March 13th, 2009 at 00:29
Wow Russ – this is pretty brazen, even for professional IT thieves. Glad to hear nothing went missing!
March 13th, 2009 at 02:10
hmm next time you get a new space, you’d need to check physical protection as well (outside the main entrances… nobody’s going to go through PINs and biometric checks, they will go through the back door)
March 13th, 2009 at 02:11
Don’t you guys have 24/7 security at those facilities? The cost of the equipment in your racks is enough to warrant it. For some companies 10 minutes of downtime can cost them a huge amount of money. Perhaps Last.fm doesn’t fit that mold, but I’m honestly shocked there isn’t an on-site security guard for a multi-floor building of expensive computer equipment.
March 13th, 2009 at 03:37
I thought Cisco 6500 series were switches not routers? I believe they can also do layer 3 in hybrid mode.
March 13th, 2009 at 06:04
muriithi: These days you can run a Cat6500 in native IOS mode and do all the routing you need so long as you don’t need non-ethernet line cards or service provider features
(that stuff is restricted to the 7600. Same chassis just licensed and branded as a router).
March 13th, 2009 at 09:07
@heri: We were a bit surprised, as the fire door they managed to break down was pretty solid.

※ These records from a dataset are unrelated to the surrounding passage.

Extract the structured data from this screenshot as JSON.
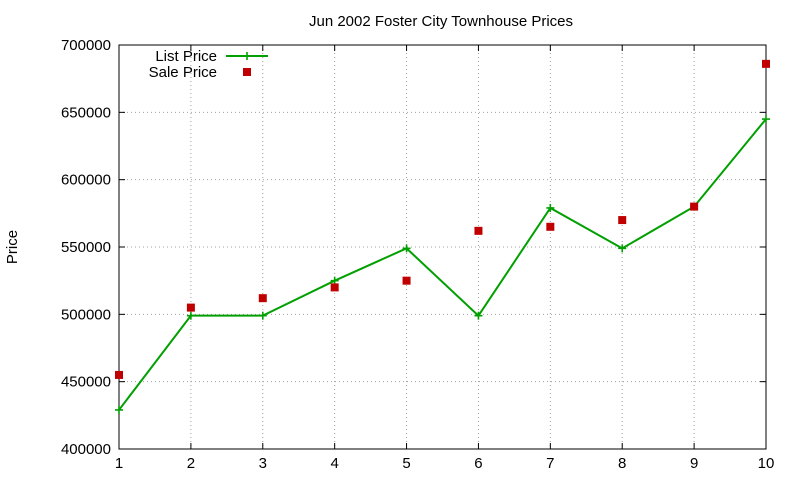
{
  "chart_data": {
    "type": "line",
    "title": "Jun 2002 Foster City Townhouse Prices",
    "xlabel": "",
    "ylabel": "Price",
    "x": [
      1,
      2,
      3,
      4,
      5,
      6,
      7,
      8,
      9,
      10
    ],
    "xlim": [
      1,
      10
    ],
    "ylim": [
      400000,
      700000
    ],
    "yticks": [
      400000,
      450000,
      500000,
      550000,
      600000,
      650000,
      700000
    ],
    "grid": true,
    "legend_position": "top-left",
    "series": [
      {
        "name": "List Price",
        "style": "line-points",
        "color": "#00a000",
        "values": [
          429000,
          499000,
          499000,
          525000,
          549000,
          499000,
          579000,
          549000,
          580000,
          645000
        ]
      },
      {
        "name": "Sale Price",
        "style": "points",
        "color": "#c00000",
        "values": [
          455000,
          505000,
          512000,
          520000,
          525000,
          562000,
          565000,
          570000,
          580000,
          686000
        ]
      }
    ]
  }
}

@Anon: They do have 24/7 security, but it usually consists of one or two guys. It took them a short while to notice the alarm and respond. (Alarms for all Level3 sites are monitored centrally from their NOC in the US)

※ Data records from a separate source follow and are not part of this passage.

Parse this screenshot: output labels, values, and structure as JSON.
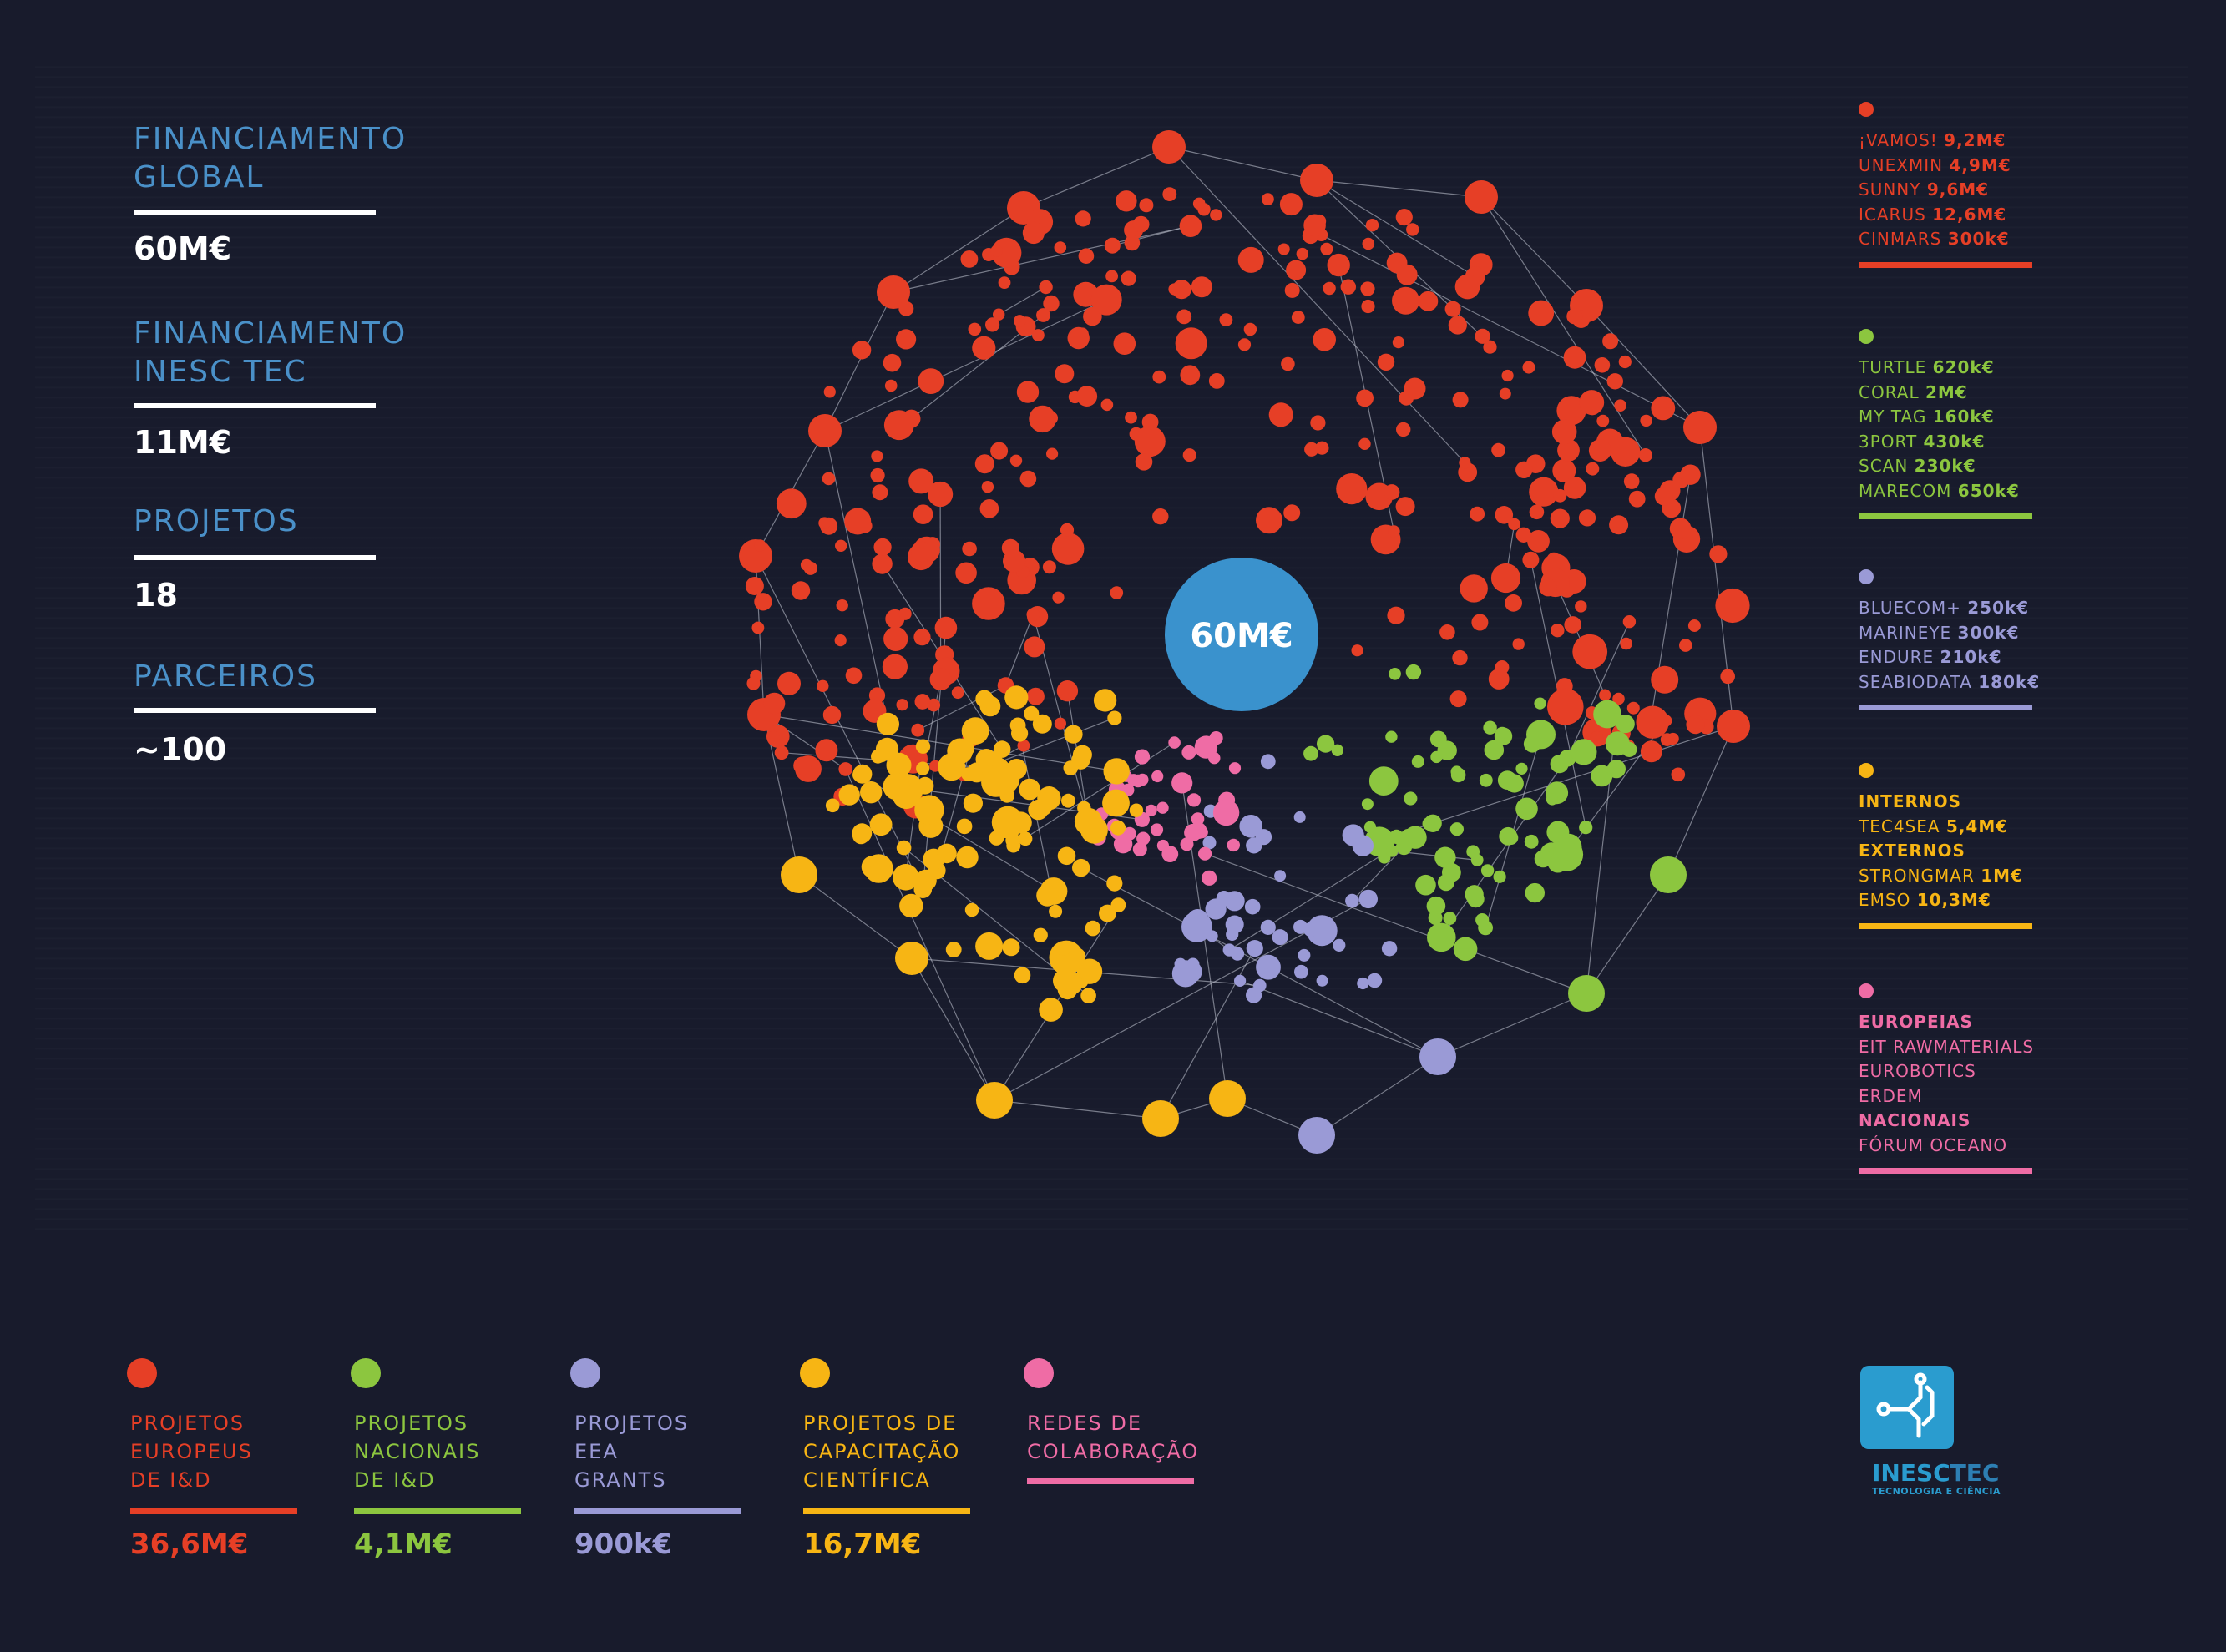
{
  "stats": [
    {
      "label": "FINANCIAMENTO\nGLOBAL",
      "value": "60M€"
    },
    {
      "label": "FINANCIAMENTO\nINESC TEC",
      "value": "11M€"
    },
    {
      "label": "PROJETOS",
      "value": "18"
    },
    {
      "label": "PARCEIROS",
      "value": "~100"
    }
  ],
  "center": {
    "label": "60M€",
    "color": "#3a92cd"
  },
  "colors": {
    "red": "#e63f26",
    "green": "#8cc63f",
    "purple": "#9a9ad6",
    "yellow": "#f7b514",
    "pink": "#ef6ca5",
    "edge": "#c9ccd8"
  },
  "right_legend": [
    {
      "color": "#e63f26",
      "rows": [
        {
          "name": "¡VAMOS!",
          "amount": "9,2M€"
        },
        {
          "name": "UNEXMIN",
          "amount": "4,9M€"
        },
        {
          "name": "SUNNY",
          "amount": "9,6M€"
        },
        {
          "name": "ICARUS",
          "amount": "12,6M€"
        },
        {
          "name": "CINMARS",
          "amount": "300k€"
        }
      ]
    },
    {
      "color": "#8cc63f",
      "rows": [
        {
          "name": "TURTLE",
          "amount": "620k€"
        },
        {
          "name": "CORAL",
          "amount": "2M€"
        },
        {
          "name": "MY TAG",
          "amount": "160k€"
        },
        {
          "name": "3PORT",
          "amount": "430k€"
        },
        {
          "name": "SCAN",
          "amount": "230k€"
        },
        {
          "name": "MARECOM",
          "amount": "650k€"
        }
      ]
    },
    {
      "color": "#9a9ad6",
      "rows": [
        {
          "name": "BLUECOM+",
          "amount": "250k€"
        },
        {
          "name": "MARINEYE",
          "amount": "300k€"
        },
        {
          "name": "ENDURE",
          "amount": "210k€"
        },
        {
          "name": "SEABIODATA",
          "amount": "180k€"
        }
      ]
    },
    {
      "color": "#f7b514",
      "rows": [
        {
          "name": "",
          "amount": "",
          "header": "INTERNOS"
        },
        {
          "name": "TEC4SEA",
          "amount": "5,4M€"
        },
        {
          "name": "",
          "amount": "",
          "header": "EXTERNOS"
        },
        {
          "name": "STRONGMAR",
          "amount": "1M€"
        },
        {
          "name": "EMSO",
          "amount": "10,3M€"
        }
      ]
    },
    {
      "color": "#ef6ca5",
      "rows": [
        {
          "name": "",
          "amount": "",
          "header": "EUROPEIAS"
        },
        {
          "name": "EIT RAWMATERIALS",
          "amount": ""
        },
        {
          "name": "EUROBOTICS",
          "amount": ""
        },
        {
          "name": "ERDEM",
          "amount": ""
        },
        {
          "name": "",
          "amount": "",
          "header": "NACIONAIS"
        },
        {
          "name": "FÓRUM OCEANO",
          "amount": ""
        }
      ]
    }
  ],
  "bottom_legend": [
    {
      "label": "PROJETOS\nEUROPEUS\nDE I&D",
      "value": "36,6M€",
      "color": "#e63f26"
    },
    {
      "label": "PROJETOS\nNACIONAIS\nDE I&D",
      "value": "4,1M€",
      "color": "#8cc63f"
    },
    {
      "label": "PROJETOS\nEEA\nGRANTS",
      "value": "900k€",
      "color": "#9a9ad6"
    },
    {
      "label": "PROJETOS DE\nCAPACITAÇÃO\nCIENTÍFICA",
      "value": "16,7M€",
      "color": "#f7b514"
    },
    {
      "label": "REDES DE\nCOLABORAÇÃO",
      "value": "",
      "color": "#ef6ca5"
    }
  ],
  "logo": {
    "name_a": "INESC",
    "name_b": "TEC",
    "tagline": "TECNOLOGIA E CIÊNCIA"
  }
}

@muriithi: As Jon says, you can basically operate them as a slightly cheaper version of the 7600, although “cheap” is very relative…
March 13th, 2009 at 09:52
@A Lol Cat: (Sorry, you got caught in my spam queue)

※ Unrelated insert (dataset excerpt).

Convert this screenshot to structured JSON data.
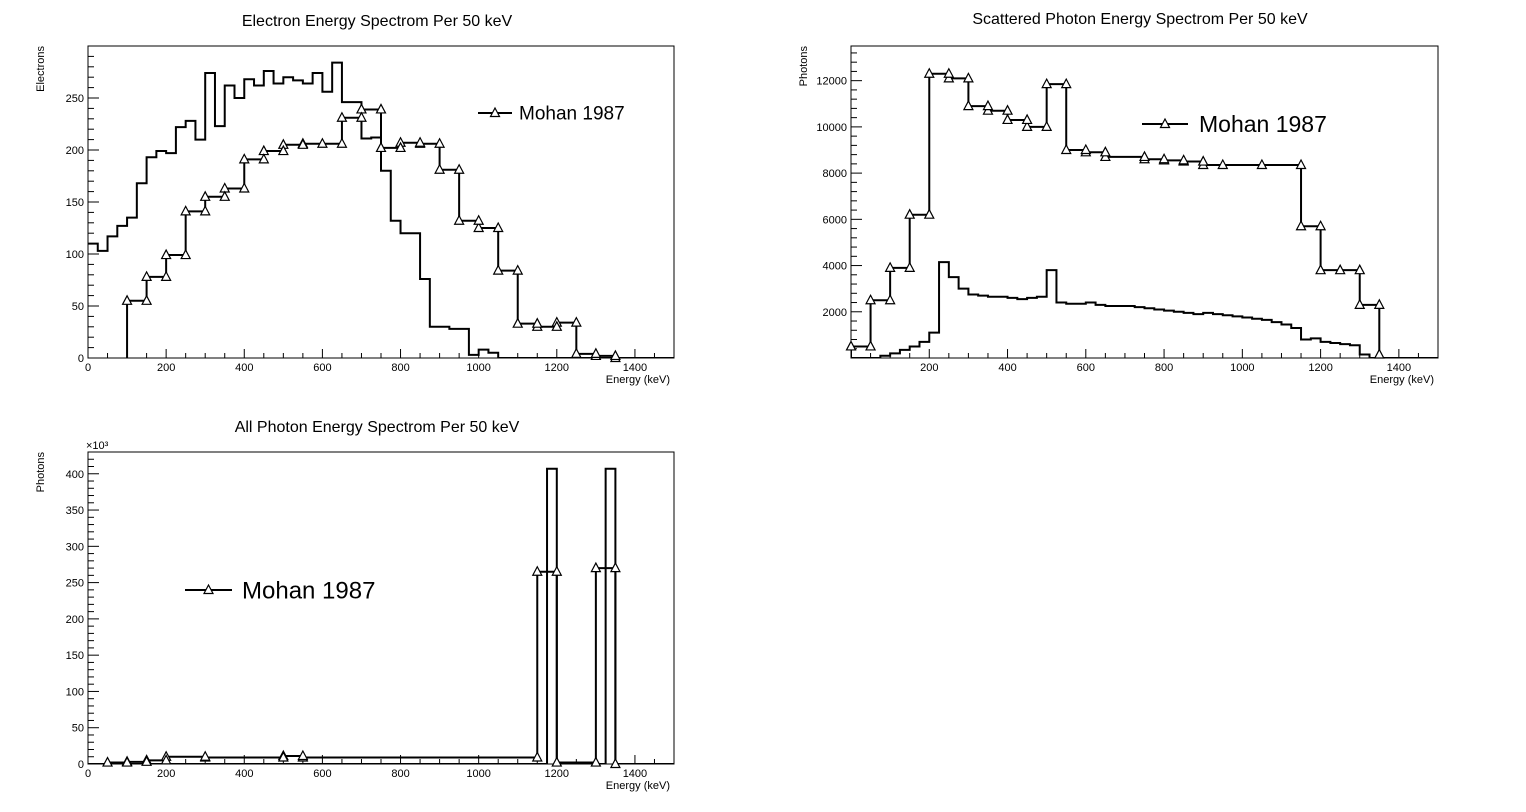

On the whole, the “extra-secure” datacenters in the UK don’t have the power available for our needs. They also charge an extortionate markup. If we paid for a year’s worth of our hosting there I think it might end up cheaper to get all of our kit stolen ;).
I know we share several of our datacenters with major banks. On the whole, the security provisions of the major London facilities are pretty similar.
March 16th, 2009 at 15:12
[...] Just imagine it: your web site is down, you can’t reach the server, you can’t reach the router, the guys at the datacenter aren’t answering the phone, what the heck is going on? You get in your car and drive down to the datacenter and as you drive up you notice all the police cars in the parking lot. Walking into your datacenter, you learn that thieves have broken in over night and made off with you’re hardware as well as that of half a dozen companies in the same datacenter. Sound too ridiculous to be true? Last.FM found out last week that steel doors aren’t enough to keep determined criminals from breaking into your datacenter. [...]
March 24th, 2009 at 22:46
Cisco 65xx = ridiculously expensive switches, or very expensive routers w/fancy extra functions. Yes.
March 27th, 2009 at 23:40
The datacenter where I work (not London but UK) could be susceptible to this type of robbery – and it’s likely that this and other similar recent thefts have persuaded management to consider it a threat.
The plan – a milatary style defensive wall around the entire complex!
April 6th, 2009 at 19:20
I’ve heard stories of break-ins at the facility I work at, it’s not a data center in the tradditional sense but we have a lot of expenive kit anway. At once point when we moved locations the police required that we only moved during daylight hours and that the truck had a police escort. These days we have large metal doors and all the windows have been covered in amour plating. It’s is pretty worrying how organised (and well informed) computer thieves are.